Find a mysterious box on the beach in Texas? Scientists say it has to do with sea turtles

Have you been hanging out on Texas beaches and seen some strange objects wash up on the shore?

Are they orange or green-painted blocks? Well, there’s a scientific reason they’re there.

Mysterious boxes are washing up on Texas beaches

According to Chron, mysterious orange-painted blocks with notes attached to them have been washing onto beaches along the Gulf Coast.

Scientists with the Gulf Center for Sea Turtle Research and Atmospheric Association Fisheries division released 80 wooden "effigy drifters" from Chandeleur Island, Louisiana, into the northern Gulf of Mexico to help track the movements of stunned sea turtles.

The wooden blocks, which are modeled after sea turtles, are spray-painted neon green, orange, pink, or yellow. They have a GPS device attached and a phone number to call if beachgoers find one. More than half of the effigies are headed to the Texas coast.

Dead sea turtles often wash up on U.S. beaches, and the NOAA classifies these creatures as endangered.

Why are sea turtles endangered?

According to the Sea Turtle Conservation Bonaire, six of the seven sea turtle species are classified as threatened or endangered due to human actions and lifestyles.

Here are some reasons listed:

  • Fisheries: Sea turtles virtually everywhere are affected by fisheries, especially longlines, gill nets, and trawls. The most severe of these impacts are death after entanglement, habitat destruction and food web changes.

  • Direct Take: Sea turtles and their eggs are killed by people throughout the world for food, and for products including oil, leather and shell.

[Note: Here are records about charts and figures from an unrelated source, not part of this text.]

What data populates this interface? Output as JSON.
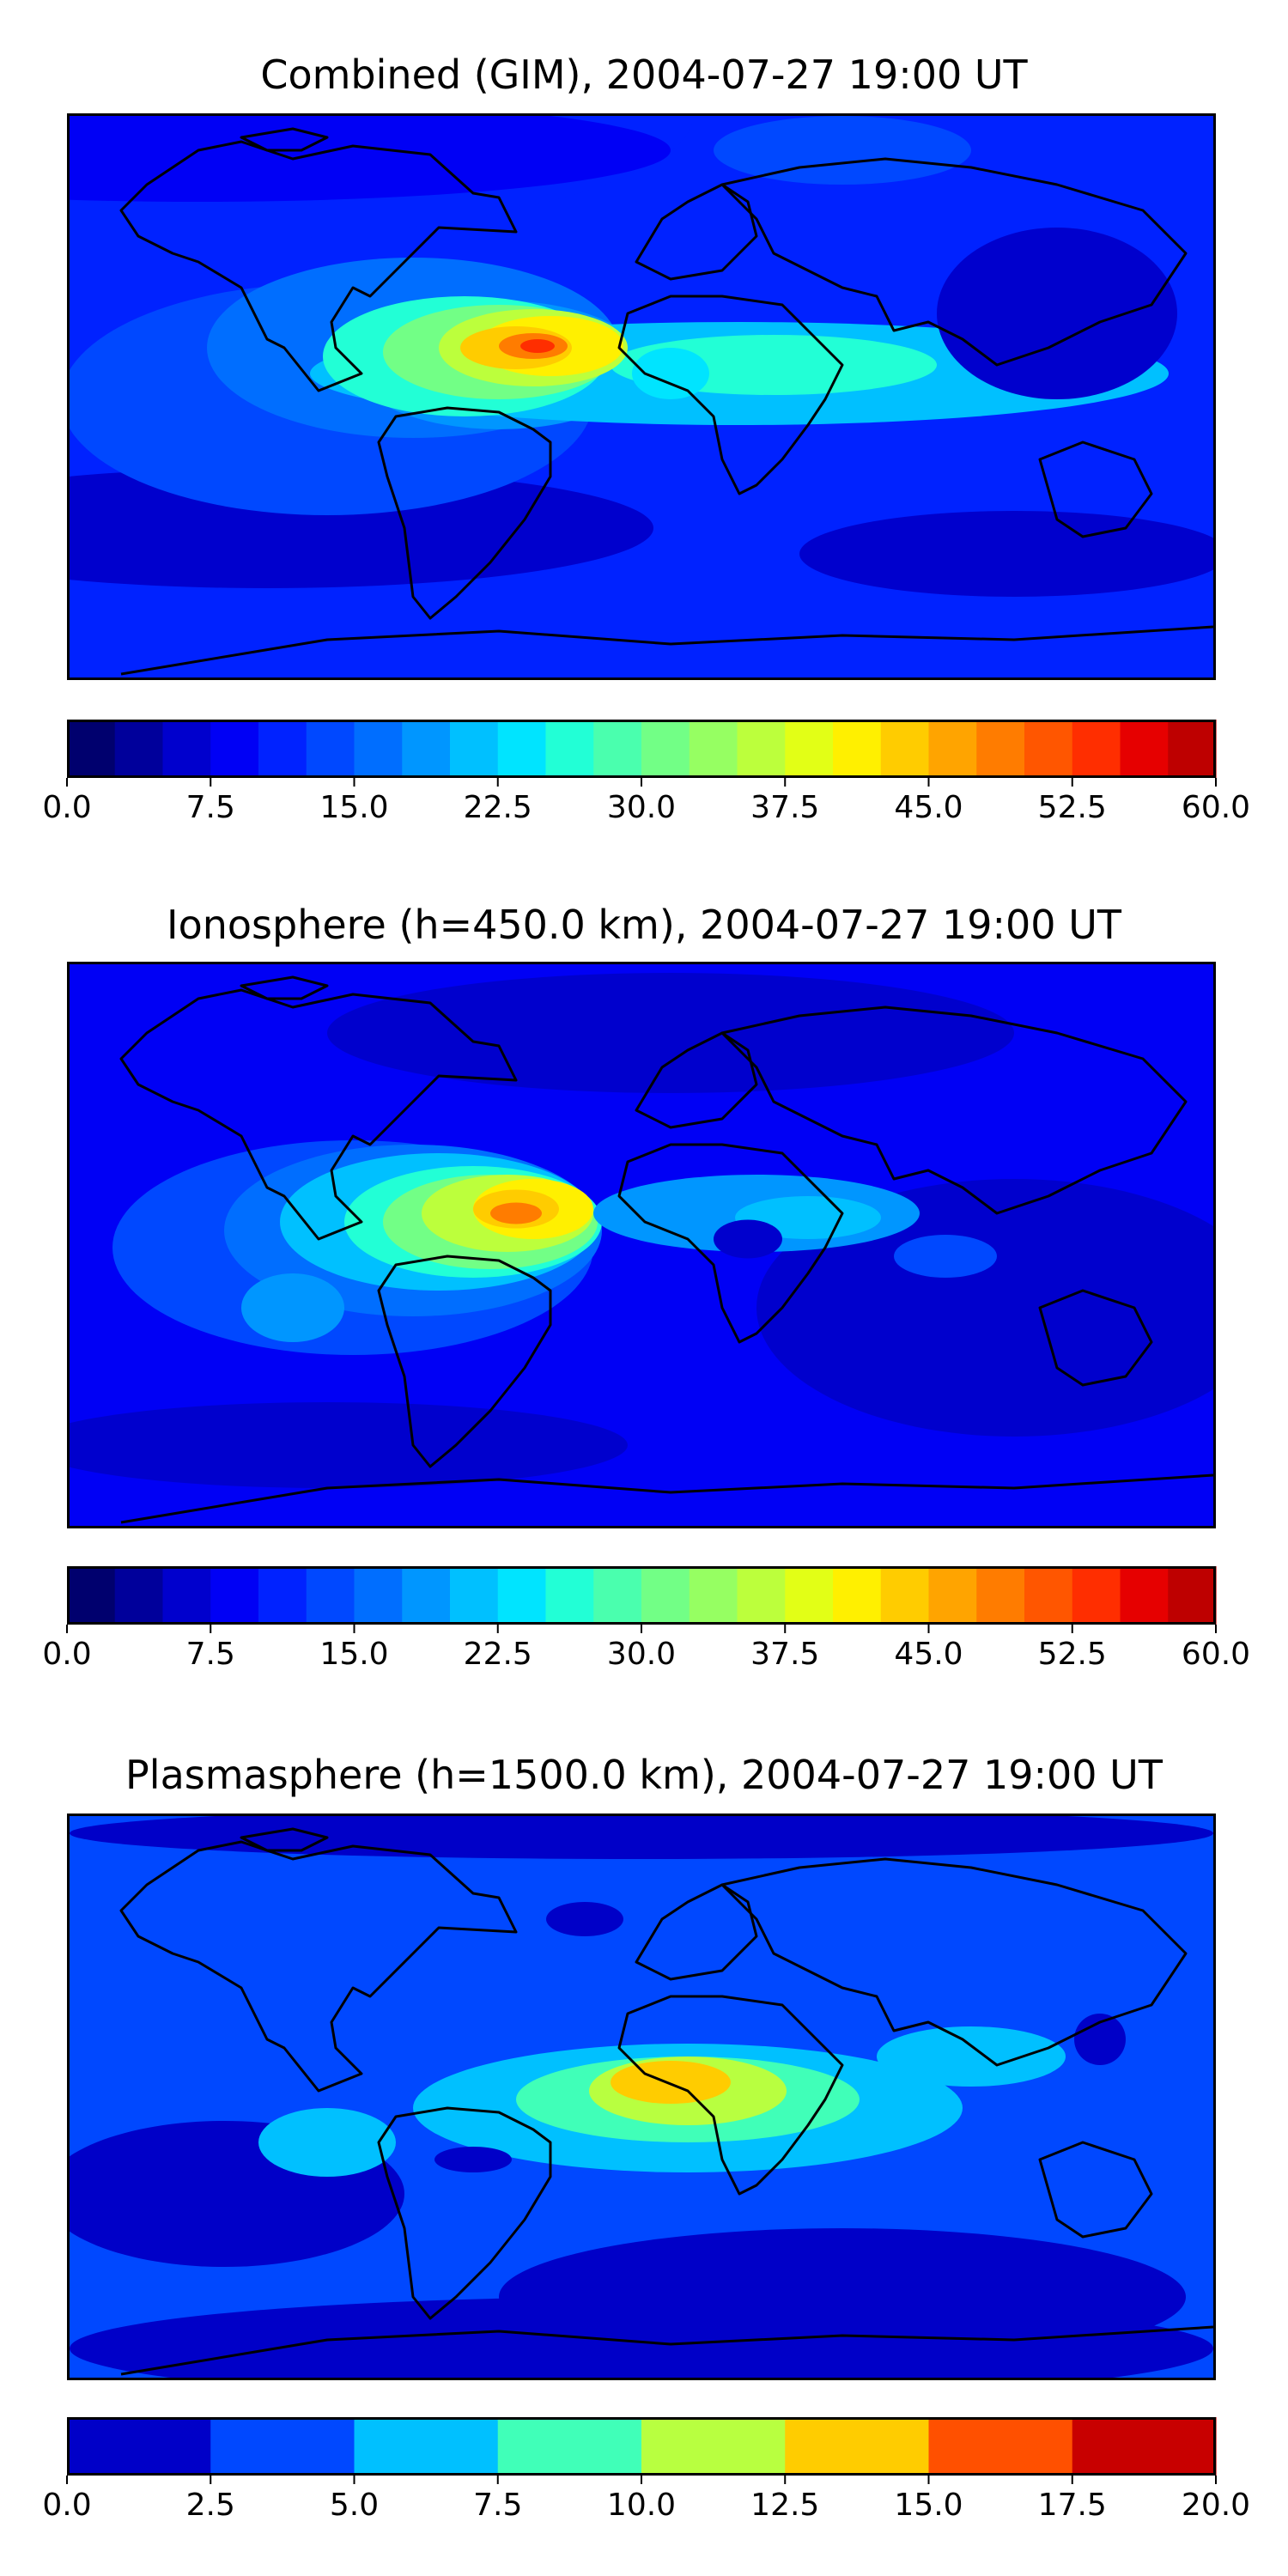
{
  "chart_data": [
    {
      "type": "heatmap",
      "title": "Combined (GIM), 2004-07-27 19:00 UT",
      "xlabel": "",
      "ylabel": "",
      "colorbar": {
        "min": 0.0,
        "max": 60.0,
        "step": 2.5,
        "ticks": [
          "0.0",
          "7.5",
          "15.0",
          "22.5",
          "30.0",
          "37.5",
          "45.0",
          "52.5",
          "60.0"
        ]
      },
      "features": [
        {
          "description": "broad maximum over South America and equatorial Atlantic",
          "peak_value": 52.5
        },
        {
          "description": "secondary band over Africa and Indian Ocean",
          "peak_value": 27.5
        },
        {
          "description": "low values over Pacific and polar regions",
          "peak_value": 7.5
        }
      ]
    },
    {
      "type": "heatmap",
      "title": "Ionosphere  (h=450.0 km), 2004-07-27 19:00 UT",
      "xlabel": "",
      "ylabel": "",
      "colorbar": {
        "min": 0.0,
        "max": 60.0,
        "step": 2.5,
        "ticks": [
          "0.0",
          "7.5",
          "15.0",
          "22.5",
          "30.0",
          "37.5",
          "45.0",
          "52.5",
          "60.0"
        ]
      },
      "features": [
        {
          "description": "maximum over central South America",
          "peak_value": 45.0
        },
        {
          "description": "moderate band across equatorial Atlantic and Africa",
          "peak_value": 22.5
        },
        {
          "description": "low values over Pacific, Asia and polar regions",
          "peak_value": 5.0
        }
      ]
    },
    {
      "type": "heatmap",
      "title": "Plasmasphere (h=1500.0 km), 2004-07-27 19:00 UT",
      "xlabel": "",
      "ylabel": "",
      "colorbar": {
        "min": 0.0,
        "max": 20.0,
        "step": 2.5,
        "ticks": [
          "0.0",
          "2.5",
          "5.0",
          "7.5",
          "10.0",
          "12.5",
          "15.0",
          "17.5",
          "20.0"
        ]
      },
      "features": [
        {
          "description": "maximum over central Africa",
          "peak_value": 15.0
        },
        {
          "description": "band over equatorial Atlantic, Africa and South-East Asia",
          "peak_value": 10.0
        },
        {
          "description": "low values at high latitudes",
          "peak_value": 2.5
        }
      ]
    }
  ],
  "colormaps": {
    "jet24": [
      "#00006e",
      "#00009b",
      "#0000cd",
      "#0000f5",
      "#0022ff",
      "#0048ff",
      "#006eff",
      "#0096ff",
      "#00c0ff",
      "#00e4ff",
      "#22ffd6",
      "#4affae",
      "#72ff86",
      "#96ff62",
      "#bcff3c",
      "#e2ff16",
      "#fff000",
      "#ffcc00",
      "#ffa400",
      "#ff7c00",
      "#ff5600",
      "#ff2e00",
      "#e60000",
      "#be0000"
    ],
    "jet8": [
      "#0000c8",
      "#0048ff",
      "#00c0ff",
      "#40ffb8",
      "#b8ff40",
      "#ffcc00",
      "#ff5000",
      "#c80000"
    ]
  }
}
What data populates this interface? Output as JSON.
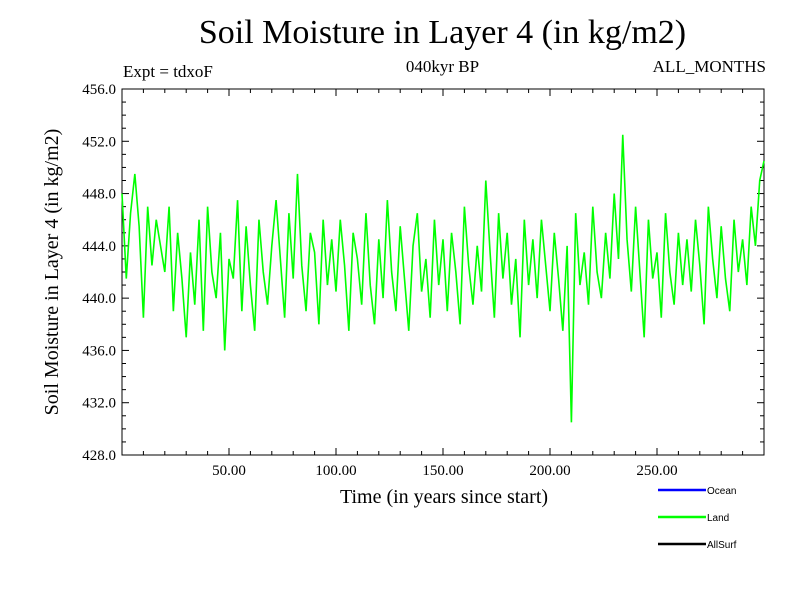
{
  "header": {
    "title": "Soil Moisture in Layer 4 (in kg/m2)",
    "subtitle": "040kyr BP",
    "expt": "Expt = tdxoF",
    "months": "ALL_MONTHS"
  },
  "colors": {
    "ocean": "#0000ff",
    "land": "#00ff00",
    "allsurf": "#000000",
    "axis": "#000000"
  },
  "chart_data": {
    "type": "line",
    "title": "Soil Moisture in Layer 4 (in kg/m2)",
    "xlabel": "Time (in years since start)",
    "ylabel": "Soil Moisture in Layer 4 (in kg/m2)",
    "xlim": [
      0,
      300
    ],
    "ylim": [
      428,
      456
    ],
    "x_ticks": [
      50,
      100,
      150,
      200,
      250
    ],
    "x_tick_labels": [
      "50.00",
      "100.00",
      "150.00",
      "200.00",
      "250.00"
    ],
    "y_ticks": [
      428,
      432,
      436,
      440,
      444,
      448,
      452,
      456
    ],
    "y_tick_labels": [
      "428.0",
      "432.0",
      "436.0",
      "440.0",
      "444.0",
      "448.0",
      "452.0",
      "456.0"
    ],
    "legend_position": "bottom-right",
    "series": [
      {
        "name": "Ocean",
        "values": []
      },
      {
        "name": "Land",
        "x": [
          0,
          2,
          4,
          6,
          8,
          10,
          12,
          14,
          16,
          18,
          20,
          22,
          24,
          26,
          28,
          30,
          32,
          34,
          36,
          38,
          40,
          42,
          44,
          46,
          48,
          50,
          52,
          54,
          56,
          58,
          60,
          62,
          64,
          66,
          68,
          70,
          72,
          74,
          76,
          78,
          80,
          82,
          84,
          86,
          88,
          90,
          92,
          94,
          96,
          98,
          100,
          102,
          104,
          106,
          108,
          110,
          112,
          114,
          116,
          118,
          120,
          122,
          124,
          126,
          128,
          130,
          132,
          134,
          136,
          138,
          140,
          142,
          144,
          146,
          148,
          150,
          152,
          154,
          156,
          158,
          160,
          162,
          164,
          166,
          168,
          170,
          172,
          174,
          176,
          178,
          180,
          182,
          184,
          186,
          188,
          190,
          192,
          194,
          196,
          198,
          200,
          202,
          204,
          206,
          208,
          210,
          212,
          214,
          216,
          218,
          220,
          222,
          224,
          226,
          228,
          230,
          232,
          234,
          236,
          238,
          240,
          242,
          244,
          246,
          248,
          250,
          252,
          254,
          256,
          258,
          260,
          262,
          264,
          266,
          268,
          270,
          272,
          274,
          276,
          278,
          280,
          282,
          284,
          286,
          288,
          290,
          292,
          294,
          296,
          298,
          300
        ],
        "values": [
          448.0,
          441.5,
          446.5,
          449.5,
          445.5,
          438.5,
          447.0,
          442.5,
          446.0,
          444.0,
          442.0,
          447.0,
          439.0,
          445.0,
          441.5,
          437.0,
          443.5,
          439.5,
          446.0,
          437.5,
          447.0,
          442.0,
          440.0,
          445.0,
          436.0,
          443.0,
          441.5,
          447.5,
          439.0,
          445.5,
          441.0,
          437.5,
          446.0,
          442.0,
          439.5,
          444.0,
          447.5,
          443.0,
          438.5,
          446.5,
          441.5,
          449.5,
          442.5,
          439.0,
          445.0,
          443.5,
          438.0,
          446.0,
          441.0,
          444.5,
          440.5,
          446.0,
          442.5,
          437.5,
          445.0,
          443.0,
          439.5,
          446.5,
          441.0,
          438.0,
          444.5,
          440.0,
          447.5,
          442.0,
          439.0,
          445.5,
          441.5,
          437.5,
          444.0,
          446.5,
          440.5,
          443.0,
          438.5,
          446.0,
          441.0,
          444.5,
          439.0,
          445.0,
          442.0,
          438.0,
          447.0,
          442.5,
          439.5,
          444.0,
          440.5,
          449.0,
          443.5,
          438.5,
          446.5,
          441.5,
          445.0,
          439.5,
          443.0,
          437.0,
          446.0,
          441.0,
          444.5,
          440.0,
          446.0,
          442.5,
          439.0,
          445.0,
          441.5,
          437.5,
          444.0,
          430.5,
          446.5,
          441.0,
          443.5,
          439.5,
          447.0,
          442.0,
          440.0,
          445.0,
          441.5,
          448.0,
          443.0,
          452.5,
          444.5,
          440.5,
          447.0,
          442.0,
          437.0,
          446.0,
          441.5,
          443.5,
          438.5,
          446.5,
          442.0,
          439.5,
          445.0,
          441.0,
          444.5,
          440.5,
          446.0,
          442.5,
          438.0,
          447.0,
          443.0,
          440.0,
          445.5,
          441.5,
          439.0,
          446.0,
          442.0,
          444.5,
          441.0,
          447.0,
          444.0,
          449.0,
          450.5
        ]
      },
      {
        "name": "AllSurf",
        "values": []
      }
    ]
  },
  "legend": {
    "items": [
      {
        "label": "Ocean",
        "color": "#0000ff"
      },
      {
        "label": "Land",
        "color": "#00ff00"
      },
      {
        "label": "AllSurf",
        "color": "#000000"
      }
    ]
  }
}
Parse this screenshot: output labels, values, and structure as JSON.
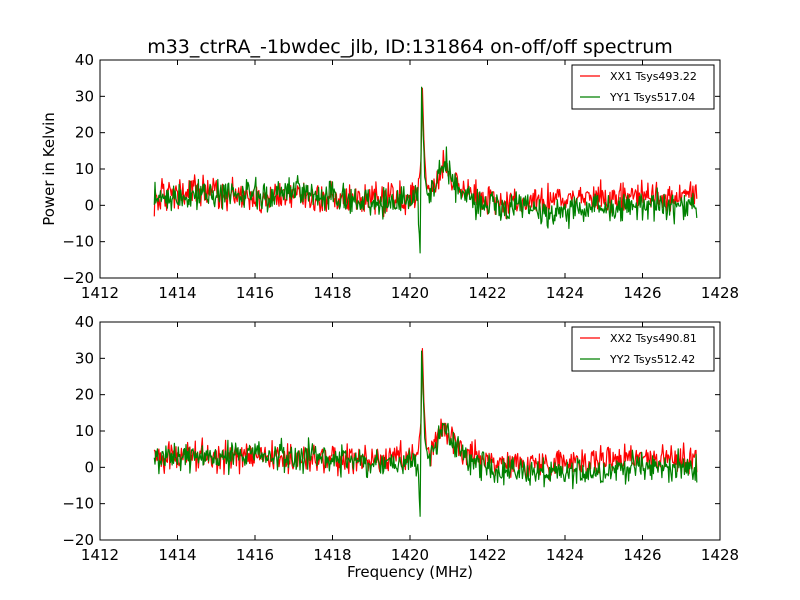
{
  "figure": {
    "title": "m33_ctrRA_-1bwdec_jlb, ID:131864 on-off/off spectrum",
    "xlabel": "Frequency (MHz)",
    "ylabel": "Power in Kelvin"
  },
  "chart_data": [
    {
      "type": "line",
      "xlim": [
        1412,
        1428
      ],
      "ylim": [
        -20,
        40
      ],
      "xticks": [
        1412,
        1414,
        1416,
        1418,
        1420,
        1422,
        1424,
        1426,
        1428
      ],
      "yticks": [
        -20,
        -10,
        0,
        10,
        20,
        30,
        40
      ],
      "legend": "top-right",
      "grid": false,
      "series": [
        {
          "name": "XX1 Tsys493.22",
          "color": "#ff0000",
          "x": [
            1413.4,
            1414.0,
            1414.5,
            1415.0,
            1415.5,
            1416.0,
            1416.5,
            1417.0,
            1417.5,
            1418.0,
            1418.5,
            1419.0,
            1419.5,
            1420.0,
            1420.2,
            1420.28,
            1420.32,
            1420.36,
            1420.42,
            1420.5,
            1420.7,
            1420.85,
            1421.0,
            1421.3,
            1421.6,
            1422.0,
            1422.5,
            1423.0,
            1423.5,
            1424.0,
            1424.5,
            1425.0,
            1425.5,
            1426.0,
            1426.5,
            1427.0,
            1427.4
          ],
          "y": [
            2,
            3,
            4,
            3,
            3,
            2,
            3,
            3,
            2,
            2,
            2,
            2,
            2,
            2,
            3,
            12,
            32,
            18,
            6,
            3,
            7,
            12,
            8,
            5,
            3,
            2,
            1,
            1,
            1,
            2,
            2,
            2,
            2,
            3,
            2,
            2,
            3
          ]
        },
        {
          "name": "YY1 Tsys517.04",
          "color": "#008000",
          "x": [
            1413.4,
            1414.0,
            1414.5,
            1415.0,
            1415.5,
            1416.0,
            1416.5,
            1417.0,
            1417.5,
            1418.0,
            1418.5,
            1419.0,
            1419.5,
            1420.0,
            1420.2,
            1420.26,
            1420.3,
            1420.34,
            1420.38,
            1420.45,
            1420.55,
            1420.75,
            1420.9,
            1421.1,
            1421.4,
            1421.7,
            1422.0,
            1422.5,
            1423.0,
            1423.5,
            1424.0,
            1424.5,
            1425.0,
            1425.5,
            1426.0,
            1426.5,
            1427.0,
            1427.4
          ],
          "y": [
            2,
            2,
            3,
            3,
            3,
            3,
            3,
            4,
            3,
            2,
            2,
            1,
            1,
            1,
            2,
            -13,
            32,
            20,
            8,
            3,
            4,
            9,
            12,
            6,
            3,
            1,
            0,
            -1,
            -1,
            -2,
            -2,
            -1,
            -1,
            0,
            0,
            0,
            0,
            -1
          ]
        }
      ]
    },
    {
      "type": "line",
      "xlim": [
        1412,
        1428
      ],
      "ylim": [
        -20,
        40
      ],
      "xticks": [
        1412,
        1414,
        1416,
        1418,
        1420,
        1422,
        1424,
        1426,
        1428
      ],
      "yticks": [
        -20,
        -10,
        0,
        10,
        20,
        30,
        40
      ],
      "legend": "top-right",
      "grid": false,
      "series": [
        {
          "name": "XX2 Tsys490.81",
          "color": "#ff0000",
          "x": [
            1413.4,
            1414.0,
            1414.5,
            1415.0,
            1415.5,
            1416.0,
            1416.5,
            1417.0,
            1417.5,
            1418.0,
            1418.5,
            1419.0,
            1419.5,
            1420.0,
            1420.2,
            1420.28,
            1420.32,
            1420.36,
            1420.42,
            1420.5,
            1420.7,
            1420.85,
            1421.0,
            1421.3,
            1421.6,
            1422.0,
            1422.5,
            1423.0,
            1423.5,
            1424.0,
            1424.5,
            1425.0,
            1425.5,
            1426.0,
            1426.5,
            1427.0,
            1427.4
          ],
          "y": [
            3,
            3,
            3,
            3,
            3,
            3,
            3,
            2,
            2,
            2,
            2,
            2,
            2,
            2,
            3,
            12,
            32,
            18,
            6,
            3,
            7,
            12,
            8,
            5,
            3,
            2,
            1,
            1,
            1,
            2,
            2,
            2,
            3,
            3,
            2,
            2,
            3
          ]
        },
        {
          "name": "YY2 Tsys512.42",
          "color": "#008000",
          "x": [
            1413.4,
            1414.0,
            1414.5,
            1415.0,
            1415.5,
            1416.0,
            1416.5,
            1417.0,
            1417.5,
            1418.0,
            1418.5,
            1419.0,
            1419.5,
            1420.0,
            1420.2,
            1420.26,
            1420.3,
            1420.34,
            1420.38,
            1420.45,
            1420.55,
            1420.75,
            1420.9,
            1421.1,
            1421.4,
            1421.7,
            1422.0,
            1422.5,
            1423.0,
            1423.5,
            1424.0,
            1424.5,
            1425.0,
            1425.5,
            1426.0,
            1426.5,
            1427.0,
            1427.4
          ],
          "y": [
            2,
            2,
            3,
            3,
            3,
            4,
            4,
            3,
            3,
            2,
            2,
            1,
            1,
            1,
            2,
            -13,
            32,
            20,
            8,
            3,
            4,
            9,
            12,
            6,
            3,
            1,
            0,
            -1,
            -1,
            -2,
            -2,
            -1,
            -1,
            0,
            0,
            0,
            0,
            -1
          ]
        }
      ]
    }
  ]
}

  • Coastal Development: Sea turtle habitats are degraded and destroyed by coastal development. This includes both shoreline and seafloor alterations, such as nesting beach degradation, seafloor dredging, vessel traffic, construction, and alteration of vegetation.

  • Pollution: Plastics, discarded fishing gear, petroleum by-products, and other debris harm and kill sea turtles through ingestion and entanglement. Light pollution disrupts nesting behavior and causes hatchling death by leading them away from the sea. Chemical pollutants can weaken sea turtles’ immune systems, making them susceptible to disease.

  • Climate change: Climate change will increase the frequency of extreme weather events, result in loss of nesting beaches, and cause other alterations to critical sea turtle habitats and basic oceanographic processes. It may impact natural sex ratios of hatchlings and increase the likelihood of disease outbreaks for sea turtles.

What to do if you see effigies on the beach

The GCSTR is collecting any of the effigies that wash up on the upper Texas coast and is asking anyone who comes across one to take photos, note the location and contact the sea turtle hotline at 1-866-TURTLE-5 to arrange a drop-off location.

If the drifting blocks are observed floating in the water, the NOAA instructs to leave them be and not disturb them unless instructed by the NOAA. As of Sunday, at least four of the devices have been found in the Galveston area where the center is located.